Richard Honeck (1877-after 1963), an American murderer, served what is believed to be the longest gaol sentence ever to terminate in a prisoner's release. Jailed in 1899 for the killing of a former school friend, Honeck was paroled from Menard Correctional Center in Chester, Illinois on 20 December 1963, having served 64 years and one month of his life sentence. In the decades between his conviction and the time his case came to public notice again in August 1963, he received only a single letter – a four-line note from his brother in 1904 – and two visitors: a friend in 1904, and a newspaper reporter in 1963.
My recent stumble across mention of this oddity in Irving Wallace and David Wallechinsky's incomparable The People's Almanac (New York: Doubleday, 1975), p.1341, inspired a brief flurry of research in the online archives of the New York Times and the Chicago Tribune - the magnificent repositories of which are now fully keyword searchable from their first issues to the present day. A quarter of an hour's work was enough to flesh out a story easily bizarre enough to make the pages of FT – a good example of just how quickly researchers can move in this digital age.
Honeck, a telegraph operator and son of a wealthy dealer in farm equipment, was 22 years old when he was arrested in Chicago in September 1899 for the killing of Walter F. Koeller. He and another man, Herman Hundhausen, had gone to Koeller's room armed with an eight-inch bowie knife, a sixteen-inch bowie knife, a silver-plated case knife, a .44 caliber revolver, a .38 caliber revolver, a .22 caliber revolver, a club, and two belts of cartridges. They also carried two satchels filled with dime novels, obscene etchings, and clothes from which the names had been cut (New York Times, 4+5 September 1899).

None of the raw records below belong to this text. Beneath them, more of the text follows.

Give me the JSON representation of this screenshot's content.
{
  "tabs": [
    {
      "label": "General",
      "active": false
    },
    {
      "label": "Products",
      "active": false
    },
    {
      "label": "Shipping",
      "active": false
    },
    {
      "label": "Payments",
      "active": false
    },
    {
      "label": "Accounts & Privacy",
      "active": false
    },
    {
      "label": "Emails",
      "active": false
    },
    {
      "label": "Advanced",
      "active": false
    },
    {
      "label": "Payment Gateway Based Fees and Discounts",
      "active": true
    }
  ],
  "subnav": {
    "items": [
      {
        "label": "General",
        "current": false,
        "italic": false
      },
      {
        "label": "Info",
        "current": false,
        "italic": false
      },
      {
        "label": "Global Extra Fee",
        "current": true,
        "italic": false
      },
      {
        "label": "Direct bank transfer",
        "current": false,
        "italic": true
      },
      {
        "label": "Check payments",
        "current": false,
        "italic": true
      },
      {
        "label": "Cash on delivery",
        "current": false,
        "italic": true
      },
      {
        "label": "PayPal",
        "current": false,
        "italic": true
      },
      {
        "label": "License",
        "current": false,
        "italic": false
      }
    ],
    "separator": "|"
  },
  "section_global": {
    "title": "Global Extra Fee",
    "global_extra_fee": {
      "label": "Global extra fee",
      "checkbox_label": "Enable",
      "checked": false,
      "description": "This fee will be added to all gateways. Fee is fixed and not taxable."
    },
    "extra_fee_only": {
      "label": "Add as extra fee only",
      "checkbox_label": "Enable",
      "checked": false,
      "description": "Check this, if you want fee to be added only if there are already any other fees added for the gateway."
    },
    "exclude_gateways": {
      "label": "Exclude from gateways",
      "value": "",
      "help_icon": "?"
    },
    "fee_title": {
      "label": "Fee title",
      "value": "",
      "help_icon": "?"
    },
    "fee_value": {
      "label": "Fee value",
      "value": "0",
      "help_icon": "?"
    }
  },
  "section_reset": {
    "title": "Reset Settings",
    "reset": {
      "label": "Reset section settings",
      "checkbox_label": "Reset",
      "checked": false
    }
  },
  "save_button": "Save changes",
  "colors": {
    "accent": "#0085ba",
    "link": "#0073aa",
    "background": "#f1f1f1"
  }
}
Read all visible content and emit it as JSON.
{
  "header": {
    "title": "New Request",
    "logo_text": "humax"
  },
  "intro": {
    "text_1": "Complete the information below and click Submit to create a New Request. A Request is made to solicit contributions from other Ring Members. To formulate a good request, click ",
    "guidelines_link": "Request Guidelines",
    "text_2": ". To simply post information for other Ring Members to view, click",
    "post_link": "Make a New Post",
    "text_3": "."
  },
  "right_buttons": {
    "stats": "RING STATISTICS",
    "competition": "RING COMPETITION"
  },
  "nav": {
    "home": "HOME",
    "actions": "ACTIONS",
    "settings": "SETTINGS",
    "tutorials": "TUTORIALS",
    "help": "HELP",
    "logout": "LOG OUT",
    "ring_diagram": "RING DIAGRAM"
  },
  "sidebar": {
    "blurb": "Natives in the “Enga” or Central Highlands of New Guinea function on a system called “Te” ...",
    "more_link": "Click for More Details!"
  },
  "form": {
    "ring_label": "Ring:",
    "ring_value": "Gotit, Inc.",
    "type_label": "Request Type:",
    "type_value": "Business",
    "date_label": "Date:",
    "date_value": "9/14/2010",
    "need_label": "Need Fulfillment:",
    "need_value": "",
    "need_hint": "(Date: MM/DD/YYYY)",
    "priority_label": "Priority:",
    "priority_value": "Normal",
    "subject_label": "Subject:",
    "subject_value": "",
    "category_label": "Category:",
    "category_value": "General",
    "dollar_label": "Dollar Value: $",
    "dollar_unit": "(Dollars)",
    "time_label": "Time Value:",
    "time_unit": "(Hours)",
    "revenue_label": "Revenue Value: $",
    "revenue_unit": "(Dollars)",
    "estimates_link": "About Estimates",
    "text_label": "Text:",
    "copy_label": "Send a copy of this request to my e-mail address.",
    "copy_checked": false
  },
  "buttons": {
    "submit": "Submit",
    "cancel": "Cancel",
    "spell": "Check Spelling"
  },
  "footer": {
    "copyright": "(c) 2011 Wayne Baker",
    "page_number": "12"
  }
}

Koeller, who was later found by the police sitting in a chair stabbed in the back, had testified for the prosecution some years earlier when Honeck and Hundhausen were charged with setting a number of fires in their home town, Hermann, Missouri (New York Times, 5 September 1899). According to a confession made by Hundhausen, the two men had sworn revenge and had planned Koeller's murder in considerable detail. Honeck, Hundhausen said, had stabbed the dead man with the eight inch bowie knife (Ibid and Chicago Tribune, 5 September, 22+25 October, 5 November 1899).
It was left to a latter-day Associated Press reporter, the memorably-named Bob Poos, to shine a spotlight on Honeck’s case in 1963 after seeing reference to it in the Menard prison newspaper. Poos noted that after his initial article was published in the paper, the aged murderer received a mailbag of 2,000 letters, including a proposal of marriage from a woman in Germany, offers of employment, and gifts of money in sums ranging from $5 down to 25 cents. Honeck, who was permitted under prison rules to answer one letter per week, observed: "It'll take a long time to deal with these." (Chicago Tribune, 25 August and 27 October 1963)
Honeck spent the first years of his sentence in Joliet Prison, where in 1912 he stabbed the assistant warden with a hand-crafted knife. He served 28 days in solitary confinement for that infraction, but had a clean record after moving to Menard, where he worked for 35 years in the prison bakery. "I guess I'd have to be pretty careful if I got paroled," the old lag concluded when interviewed by Poos. "There must be an awful lot of traffic now, and people, compared with what I remember." (Chicago Tribune, 25 August 1963).
The New York Times and Chicago Tribune are two of nearly a dozen major American newspapers whose full or partial archives are now available online – others include the Los Angeles Times, Atlanta Constitution, Washington Post, Daily Oklahoman, Dallas Morning News, and Boston Globe. All these archives are made available via pay sites, understandably enough given the considerable cost of digitisation, and typically give a brief preview of their articles, in the form of a headline, wordcount and the first 50 or so words of the piece in question. Pricing for individual articles can be relatively steep – usually $3.95 a pop - but be aware that much better deals are available. Most papers offer packages of 10, 25 or 50 articles, and these lower the unit cost considerably. It’s also well worth knowing that, while the majority of the titles mentioned above are sold only via a sometimes fiddly paysite operated by a company called ProQuest, the New York Times archive, which is the most valuable of all, is available at a far lower cost to subscribers to the online edition of the newspaper. Purchasing a monthly sub from the NYT’s own website entitles subscribers to download up to 100 articles a month from the archive at no extra cost, which - since the subscription cost is $7.95 - means the cost per clipping drops to a mere 8 cents, a vast saving on the Pro Quest price.